Synergistic Direct-Transformation-Crystallization Mechanism in the Quartz-to-Coesite Reconstructive Transition

Coesite, the first discovered high-pressure polymorph of silica, is one of the most robust geological indicators of ultrahigh-pressure metamorphism and hypervelocity impact events, yet its formation mechanism remains debated. Prior studies proposed that coesite is a retrograde phase crystallizing from silica melt or glass during decompression, whereas recent geological evidence revealed a direct solid-state transition pathway from quartz to coesite, leaving the underlying microscopic pathways unresolved. Here we employ a systematic metadynamics simulation based on environment-similarity collective variables that describe the local atomic environments of silicon to uncover the quartz-to-coesite reconstructive transition.
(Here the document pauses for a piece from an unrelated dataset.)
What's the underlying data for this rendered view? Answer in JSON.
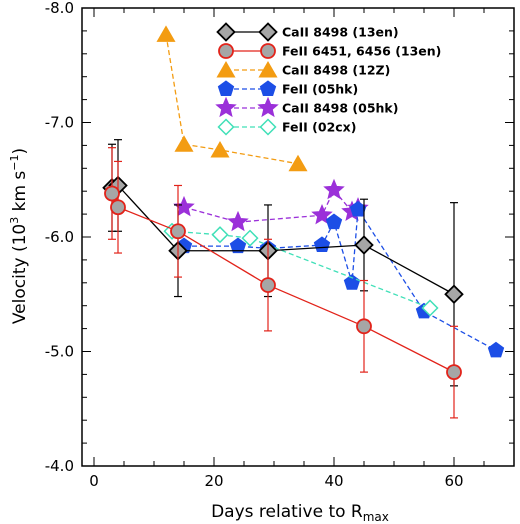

Our results confirm that the preferential transformation from quartz (1011) plane to coesite (010) plane in the previous experimental observation is driven by an energetically favored switching process. Large-scale simulations further reveal a synergistic direct-transformation and crystallization mechanism during the quartz-to-coesite transition, explaining the origin of coesite in shocked sandstones. These results elucidate the microscopic mechanisms of the quartz-to-coesite reconstructive transition, establish a transferable framework for studying reconstructive solid-state phase transformations, and provide new insight into ultrahigh-pressure metamorphic and hypervelocity impact processes.